Ultimately the 180mm f/4.5 behaves a little bit like the Canon 100mm f/2 I wrote about a while back. It's slightly too narrow to be a walkabout-type lens. At least for my taste. Conversely it's not long enough to pick out background details. For head-and-shoulders portraits it would no doubt be super. That's something I need to try out.



I have the impression, based on intuition, that most C-Series owners back in the day opted for the 105mm f/3.5 instead. I mention this because there isn't much on the internet about the 180mm f/4.5. This chap loved his. Beyond that there's very little.

What's it like? I've put this off to the end because there isn't much to say. It has a little bit of pincushion distortion, and the corners at f/4.5 are slightly smudgy, although it's hard to pass a definitive opinion because at f/4.5 the corners are often out of focus. The aperture isn't really wide enough for the full hardcore medium format look although the bokeh itself is typically lovely, a common trait of all the Mamiya TLR lenses I have used.
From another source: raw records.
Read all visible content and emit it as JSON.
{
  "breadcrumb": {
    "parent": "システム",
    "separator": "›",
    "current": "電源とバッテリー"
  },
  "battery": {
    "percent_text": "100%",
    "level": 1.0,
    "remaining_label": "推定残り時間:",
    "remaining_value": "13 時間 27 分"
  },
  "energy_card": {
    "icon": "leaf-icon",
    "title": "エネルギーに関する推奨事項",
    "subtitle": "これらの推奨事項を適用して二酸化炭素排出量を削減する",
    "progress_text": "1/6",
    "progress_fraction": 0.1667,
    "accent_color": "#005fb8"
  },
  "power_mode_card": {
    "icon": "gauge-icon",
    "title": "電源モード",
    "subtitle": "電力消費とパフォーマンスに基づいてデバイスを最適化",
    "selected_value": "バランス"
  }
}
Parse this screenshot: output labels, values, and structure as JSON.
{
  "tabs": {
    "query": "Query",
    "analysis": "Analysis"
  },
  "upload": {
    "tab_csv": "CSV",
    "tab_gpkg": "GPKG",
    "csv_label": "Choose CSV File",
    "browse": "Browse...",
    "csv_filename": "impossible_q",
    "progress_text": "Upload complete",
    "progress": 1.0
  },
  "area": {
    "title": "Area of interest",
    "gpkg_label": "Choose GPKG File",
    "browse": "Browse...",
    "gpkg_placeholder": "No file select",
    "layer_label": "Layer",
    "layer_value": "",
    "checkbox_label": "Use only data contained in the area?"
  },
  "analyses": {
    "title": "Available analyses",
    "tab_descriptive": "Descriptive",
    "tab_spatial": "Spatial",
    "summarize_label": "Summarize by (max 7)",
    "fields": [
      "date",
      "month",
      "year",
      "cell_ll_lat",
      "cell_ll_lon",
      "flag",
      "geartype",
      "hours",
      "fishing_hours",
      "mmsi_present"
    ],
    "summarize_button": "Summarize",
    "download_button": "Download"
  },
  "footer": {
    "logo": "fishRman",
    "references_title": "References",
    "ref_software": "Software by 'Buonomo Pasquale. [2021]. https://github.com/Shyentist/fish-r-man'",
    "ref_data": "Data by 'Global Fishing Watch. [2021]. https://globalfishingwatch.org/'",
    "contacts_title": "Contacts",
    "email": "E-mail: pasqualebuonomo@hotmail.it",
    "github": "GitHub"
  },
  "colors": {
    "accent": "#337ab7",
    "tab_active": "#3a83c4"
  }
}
Incidentally I used a mixture of Fuji 160 colour film, which expired back in 2016 - shot at ISO 50 - and some brand-new 400-speed FomaPan that I shot at ISO 200.



I have no problem with central sharpness. Here's an example shot with 400-speed FomaPan at f/4.5, and then with a 100% crop that hasn't had any noise reduction or sharpening, scanned with an Epson V500:



My hunch is that at f/8 under studio strobes it would be excellent. As for contrast and colour balance, I have no idea. I'm using expired negative film and I run everything through PhotoShop.


Ultimately the 180mm is an awkward fit for street photography, although I imagine as a portrait lens it would come into its own. As with all C-Series lenses the bellows will focus very closely, turning the 180mm into a quasi-macro lens, but when the bellows are extended the controls are pushed far away from the body and the camera becomes unbalanced.



Anything else? There were at least three different 180mm f/4.5 lenses for the Mamiya C-Series. The first version had a chrome body; from the late 1960s the chrome lenses were replaced with all-black lenses that had a different shutter; the final iteration - the Super version - had a different optical design, and yet another new shutter. How old is my lens? I have no idea!

None whatsoever. The serial number is 13828. What does that mean? I have... no idea. The internet doesn't have many images of the 180mm f/4.5 Super. I can't find one with a lower serial number. The range seems to top out at the 50000 mark. Did Mamiya really make 40,000 lenses, or was there something funny about their serial number system? The mind boggles.

It it calculator writing for boobies? No, that's 5318008.